Another provision would allow someone to challenge a ticket up to two years after it was issued.

“I think we actually can make some changes so that people feel that they had a full and fair opportunity to bring their arguments to bear,” said Council member Mary Cheh, chairman of the council’s transportation committee. She told News4, “At the end of the day, that’s probably the most important thing.”

D.C. DMV Director Lucinda Babers said she’s in favor of streamlining the ticket challenge process but cautioned that it may require more staff. And she said the system can’t be lax or guilty citizens will try to take advantage of it.

Under the new changes, a motorist would still have to pay the full ticket amount in advance and a $10 fee for each ticket being challenged.

“And the purpose of that is to really make sure there are no frivolous appeals because that would add to the amount of time” it takes to handle real issues,” she said. If a motorist wins any appeal, the ticket amounts and the $10 fees are refunded.

The legislation altering the ticket appeal process is far from law.

Cheh herself said there may be more revisions before it comes up for a vote, possibly later this year.

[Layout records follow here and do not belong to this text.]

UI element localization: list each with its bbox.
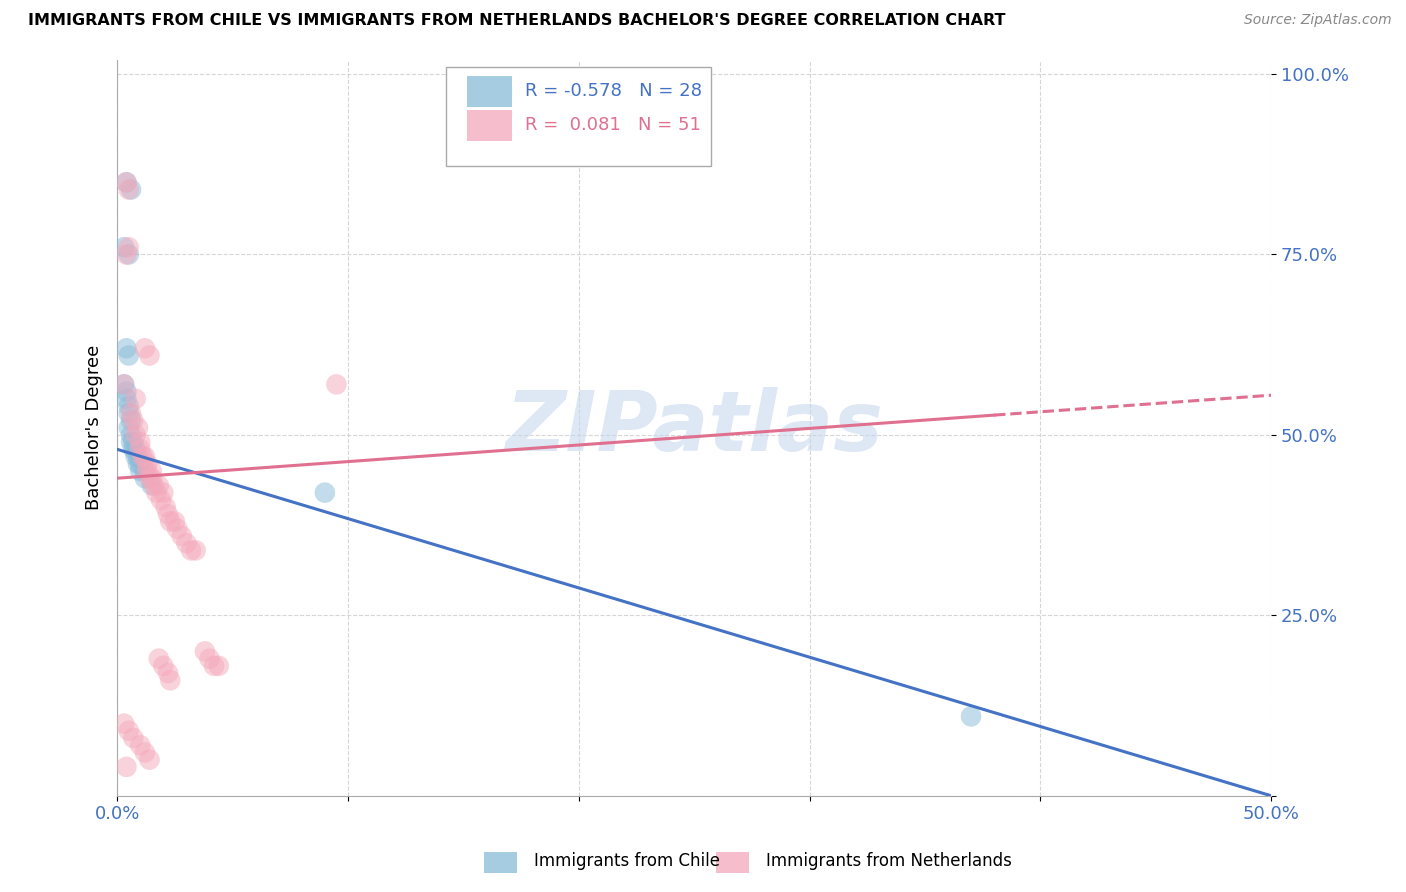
Point — [122, 413, 145, 427]
Point — [148, 478, 170, 492]
Point — [118, 420, 141, 434]
Point — [134, 464, 156, 478]
Point — [202, 658, 225, 673]
Point — [163, 515, 186, 529]
Point — [120, 406, 142, 420]
Point — [170, 529, 193, 543]
Point — [118, 399, 141, 413]
Point — [325, 377, 347, 392]
Point — [159, 673, 181, 688]
Y-axis label: Bachelor's Degree: Bachelor's Degree — [86, 345, 103, 510]
Point — [112, 240, 135, 254]
Point — [118, 247, 141, 261]
Point — [138, 349, 160, 363]
Point — [180, 543, 202, 558]
Point — [134, 471, 156, 485]
Point — [122, 731, 145, 745]
Point — [141, 471, 163, 485]
Point — [118, 240, 141, 254]
Point — [148, 651, 170, 665]
Point — [136, 457, 159, 471]
Point — [131, 450, 153, 464]
Text: Source: ZipAtlas.com: Source: ZipAtlas.com — [1244, 13, 1392, 28]
Point — [145, 485, 167, 500]
Point — [118, 182, 141, 196]
Point — [152, 658, 174, 673]
Point — [134, 341, 156, 355]
Point — [159, 515, 181, 529]
Point — [166, 522, 188, 536]
Point — [124, 450, 146, 464]
Point — [314, 485, 336, 500]
Point — [198, 651, 221, 665]
Point — [112, 716, 135, 731]
Point — [124, 428, 146, 442]
Point — [208, 658, 231, 673]
Text: Immigrants from Chile: Immigrants from Chile — [534, 852, 720, 870]
Point — [120, 428, 142, 442]
Point — [115, 175, 138, 189]
Point — [127, 420, 149, 434]
Point — [150, 492, 173, 507]
Point — [129, 738, 152, 752]
Point — [194, 644, 217, 658]
Point — [156, 508, 179, 522]
Point — [115, 341, 138, 355]
Point — [115, 247, 138, 261]
Point — [155, 500, 177, 514]
Point — [127, 457, 149, 471]
Point — [129, 464, 152, 478]
Point — [120, 182, 142, 196]
Point — [184, 543, 207, 558]
FancyBboxPatch shape — [467, 76, 512, 107]
Point — [138, 753, 160, 767]
Point — [134, 450, 156, 464]
Point — [115, 392, 138, 406]
Point — [118, 349, 141, 363]
Point — [124, 442, 146, 457]
Point — [112, 377, 135, 392]
Point — [156, 666, 179, 681]
Point — [960, 709, 983, 723]
Point — [118, 406, 141, 420]
Point — [176, 536, 198, 550]
Text: R = -0.578   N = 28: R = -0.578 N = 28 — [524, 82, 702, 100]
Point — [129, 435, 152, 450]
Point — [118, 723, 141, 738]
Point — [124, 392, 146, 406]
Point — [120, 435, 142, 450]
Text: ZIPatlas: ZIPatlas — [505, 387, 883, 468]
Point — [115, 384, 138, 399]
Point — [120, 413, 142, 427]
Point — [134, 746, 156, 760]
Point — [112, 377, 135, 392]
Point — [152, 485, 174, 500]
Point — [141, 478, 163, 492]
FancyBboxPatch shape — [467, 110, 512, 141]
Text: R =  0.081   N = 51: R = 0.081 N = 51 — [524, 116, 700, 134]
Point — [129, 442, 152, 457]
Text: Immigrants from Netherlands: Immigrants from Netherlands — [766, 852, 1012, 870]
FancyBboxPatch shape — [446, 67, 711, 166]
Point — [122, 435, 145, 450]
Point — [143, 478, 166, 492]
Point — [141, 464, 163, 478]
Point — [115, 175, 138, 189]
Point — [115, 760, 138, 774]
Point — [129, 457, 152, 471]
Point — [138, 471, 160, 485]
Text: IMMIGRANTS FROM CHILE VS IMMIGRANTS FROM NETHERLANDS BACHELOR'S DEGREE CORRELATI: IMMIGRANTS FROM CHILE VS IMMIGRANTS FROM… — [28, 13, 1005, 29]
Point — [136, 464, 159, 478]
Point — [122, 442, 145, 457]
Point — [127, 450, 149, 464]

Council members don’t have to worry too much about tickets. By law they are exempt and may park in spaces that are illegal for the rest of us, excluding fire hydrants, handicapped accessible zones and crosswalks.

But has Cheh gotten any parking tickets on her personal car when she’s not on council business? She says, no.

“Oddly enough – you can check my record – I don’t have any tickets,” she said. “I’m just lucky. I’m not saying I’m holy.”